According to web search and derivatives metrics, the lack of enthusiasm from retail traders is evident. The Bitcoin perpetual futures funding rate stood at 4% on Thursday, signaling limited demand for bullish positions. Under neutral conditions, this indicator typically ranges between 8% and 12% to compensate for the cost of capital. These derivatives are retail traders’ preferred instruments because their prices closely track the spot market, unlike monthly BTC contracts traded on CME.
Institutional Bitcoin Buying Offsets Weak Retail Investor Interest
The tech-heavy Nasdaq index traded just 1.6% below its all-time high on Thursday as traders gained confidence after chipmaker TSMC reported a 35% increase in quarterly earnings. Still, despite Bitcoin’s recent gains, the current $95,500 level remains 25% below the $126,219 all-time high. More importantly, overall interest in the cryptocurrency market has been declining, with Google Trends data showing global search interest for “crypto” at 27 on a 0 to 100 scale, not far from the 12-month low of 22.
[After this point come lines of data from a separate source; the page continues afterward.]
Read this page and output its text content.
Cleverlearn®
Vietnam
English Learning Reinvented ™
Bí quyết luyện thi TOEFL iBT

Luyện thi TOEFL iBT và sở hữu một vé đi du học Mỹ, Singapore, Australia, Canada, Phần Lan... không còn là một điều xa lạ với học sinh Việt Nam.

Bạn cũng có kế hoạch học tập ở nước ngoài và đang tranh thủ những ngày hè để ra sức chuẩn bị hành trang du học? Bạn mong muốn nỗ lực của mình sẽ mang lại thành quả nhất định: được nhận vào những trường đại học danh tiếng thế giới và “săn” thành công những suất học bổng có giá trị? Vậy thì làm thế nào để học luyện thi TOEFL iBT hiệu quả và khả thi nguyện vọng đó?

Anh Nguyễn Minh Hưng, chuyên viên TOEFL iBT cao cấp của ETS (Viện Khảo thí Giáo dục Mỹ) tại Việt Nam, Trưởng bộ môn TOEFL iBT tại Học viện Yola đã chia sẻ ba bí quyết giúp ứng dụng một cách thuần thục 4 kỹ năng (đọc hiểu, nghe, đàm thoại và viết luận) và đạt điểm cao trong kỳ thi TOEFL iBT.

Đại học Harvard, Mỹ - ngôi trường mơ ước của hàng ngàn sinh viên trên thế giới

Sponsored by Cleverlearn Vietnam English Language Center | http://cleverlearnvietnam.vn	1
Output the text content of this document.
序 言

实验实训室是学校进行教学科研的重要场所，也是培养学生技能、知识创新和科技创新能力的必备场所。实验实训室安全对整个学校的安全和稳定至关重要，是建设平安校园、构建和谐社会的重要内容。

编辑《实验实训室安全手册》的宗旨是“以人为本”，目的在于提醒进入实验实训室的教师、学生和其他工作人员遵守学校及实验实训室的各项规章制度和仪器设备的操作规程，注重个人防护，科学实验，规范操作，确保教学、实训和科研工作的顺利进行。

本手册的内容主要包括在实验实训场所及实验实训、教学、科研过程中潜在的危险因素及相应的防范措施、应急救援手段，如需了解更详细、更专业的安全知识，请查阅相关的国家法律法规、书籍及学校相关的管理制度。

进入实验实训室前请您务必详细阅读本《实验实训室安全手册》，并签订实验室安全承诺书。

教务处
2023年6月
Part of Bitcoin traders’ skepticism can be attributed to socio-political risks and concerns around maintaining the US Federal Reserve’s independence. The US Justice Department’s criminal inquiry into cost overruns tied to the Federal Reserve’s building renovation has raised concerns about whether the Trump administration is pressuring the Fed to cut interest rates. Fed Chair Jerome Powell’s mandate ends in April, leading traders to anticipate stronger economic stimulus measures in the second half of 2026.
Impact of Socio-Political Risks on Bitcoin
Bitcoin has yet to prove itself as a reliable hedge during periods of economic turmoil, and as a result, even amid gains in stocks and precious metals, retail traders fear the cryptocurrency market could suffer the most during a downturn. Adding to the tensions, US President Donald Trump has threatened to retaliate against Iran over its violent response to anti-government protests. Iran produces more than 3 million barrels of oil and controls a major global chokepoint for tanker flows.

The lack of interest from retail traders is not a death sentence, as the Bitcoin spot exchange-traded fund (ETF) industry has surpassed $120 billion in assets. Public companies continue to follow Michael Saylor’s Strategy (MSTR US) playbook and have purchased more than $105 billion in Bitcoin. Institutional investor demand gained relevance through 2025 and could ultimately be the deciding factor behind a sustained bullish move toward $100,000.
For more information on the current state of the Bitcoin market, you can read the full article Here
Smart Tip for Readers
To stay informed about the latest developments in the cryptocurrency market, it’s essential to follow reputable sources and keep an eye on key indicators such as funding rates and institutional investment trends. By doing so, you can make more informed decisions and stay ahead of the curve in the ever-evolving world of cryptocurrency.